Contos de Grimm, com seleção e tradução de Ana Maria Machado, editado pela Salamandra, estava há algum tempo na minha lista de desejos. O livro é caro, já que são dois volumes, mas exerceu sobre mim imediata atração. Além da promessa de bom texto, pela assinatura de Ana Maria Machado, e de boas histórias, pela fonte dos Grimm, os livros são ideais para quem quer apresentar o mundo maravilhoso dos contos de fadas para as crianças. A linguagem é adequada e as ilustrações de Jean Claude R. Alphen, no primeiro volume, e Cris Eich, no segundo, são lindas e colaboram, cada um com seu estilo, para compor o clima mágico das histórias. Com todos estes atributos, resolvi comprar os livros e os apresentar para meus filhos.
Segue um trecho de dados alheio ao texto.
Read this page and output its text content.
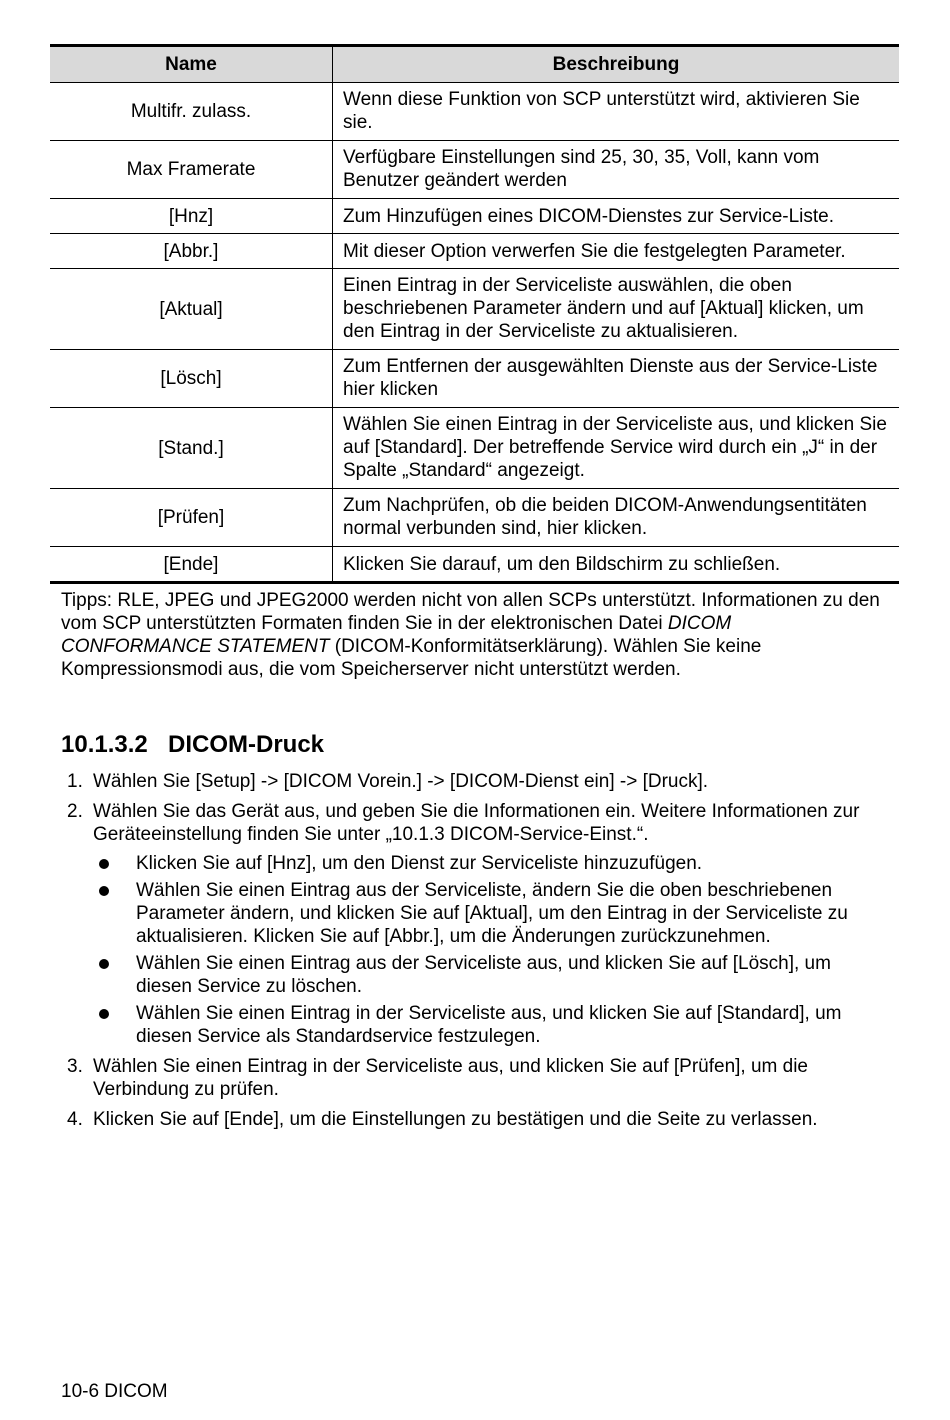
Name	Beschreibung
Multifr. zulass.	Wenn diese Funktion von SCP unterstützt wird, aktivieren Sie sie.
Max Framerate	Verfügbare Einstellungen sind 25, 30, 35, Voll, kann vom Benutzer geändert werden
[Hnz]	Zum Hinzufügen eines DICOM-Dienstes zur Service-Liste.
[Abbr.]	Mit dieser Option verwerfen Sie die festgelegten Parameter.
[Aktual]	Einen Eintrag in der Serviceliste auswählen, die oben beschriebenen Parameter ändern und auf [Aktual] klicken, um den Eintrag in der Serviceliste zu aktualisieren.
[Lösch]	Zum Entfernen der ausgewählten Dienste aus der Service-Liste hier klicken
[Stand.]	Wählen Sie einen Eintrag in der Serviceliste aus, und klicken Sie auf [Standard]. Der betreffende Service wird durch ein „J“ in der Spalte „Standard“ angezeigt.
[Prüfen]	Zum Nachprüfen, ob die beiden DICOM-Anwendungsentitäten normal verbunden sind, hier klicken.
[Ende]	Klicken Sie darauf, um den Bildschirm zu schließen.

Tipps: RLE, JPEG und JPEG2000 werden nicht von allen SCPs unterstützt. Informationen zu den vom SCP unterstützten Formaten finden Sie in der elektronischen Datei DICOM CONFORMANCE STATEMENT (DICOM-Konformitätserklärung). Wählen Sie keine Kompressionsmodi aus, die vom Speicherserver nicht unterstützt werden.

10.1.3.2 DICOM-Druck
1. Wählen Sie [Setup] -> [DICOM Vorein.] -> [DICOM-Dienst ein] -> [Druck].
2. Wählen Sie das Gerät aus, und geben Sie die Informationen ein. Weitere Informationen zur Geräteeinstellung finden Sie unter „10.1.3 DICOM-Service-Einst.“.
Klicken Sie auf [Hnz], um den Dienst zur Serviceliste hinzuzufügen.
Wählen Sie einen Eintrag aus der Serviceliste, ändern Sie die oben beschriebenen Parameter ändern, und klicken Sie auf [Aktual], um den Eintrag in der Serviceliste zu aktualisieren. Klicken Sie auf [Abbr.], um die Änderungen zurückzunehmen.
Wählen Sie einen Eintrag aus der Serviceliste aus, und klicken Sie auf [Lösch], um diesen Service zu löschen.
Wählen Sie einen Eintrag in der Serviceliste aus, und klicken Sie auf [Standard], um diesen Service als Standardservice festzulegen.
3. Wählen Sie einen Eintrag in der Serviceliste aus, und klicken Sie auf [Prüfen], um die Verbindung zu prüfen.
4. Klicken Sie auf [Ende], um die Einstellungen zu bestätigen und die Seite zu verlassen.
10-6 DICOM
Na verdade, minha intenção primeira era ler para o Antônio, já este ano sua escola vai explorar a diversidade do universo dos contos maravilhosos, mas o Pedro se inscreveu logo na fila, prestando uma baita atenção na leitura de ontem à noite. Escolhi para a estreia o conto O lobo e a raposa, contando com o carisma dos dois animais para prender de imediato a atenção do Antônio. Deu certo! Logo no início do conto, Ana Maria, apresenta a raposa como explorada pelo lobo, que a escraviza na ânsia de saciar sua insaciável fome. A ação que se segue mostra a raposa explorada por um insensível lobo, até ela usar de um artifício para livrar-se dele, induzindo-o à morte. Foi quando vi o interesse do Pedro. "O que aconteceu mesmo com o lobo?". Repeti o fim em que o lobo, algoz da raposa, é enganado por sua vítima e morto a pauladas por um enraivecido fazendeiro. O Pedro ficou revoltado com a atitude da raposa. Eu tentei explicar que a raposa tinha enganado o lobo para se livrar de uma terrível exploração e de nada adiantou. "Os dois estão errados", disse convicto. Confesso que torci pela raposa. Os explorados sempre têm minha simpatia. Já o Pedro ainda não tem condições de entender  que, quando vale a lei do mais forte, a única ética é a da sobrevivência. Fugir dessa ética é  possível apenas quando temos mecanismos de defesa contra a força desproporcional de nossos exploradores. O lobo e a raposa das histórias tradicionais são anteriores a uma ética pautada pelo bem e o mal, que, no caso do conto em questão, reprovaria tanto a vítima, quanto o algoz. Acho que não fui capaz de explicar isso para ele. Mas da próxima vez, tento de novo. Então, que a Ana Maria nos conte outra!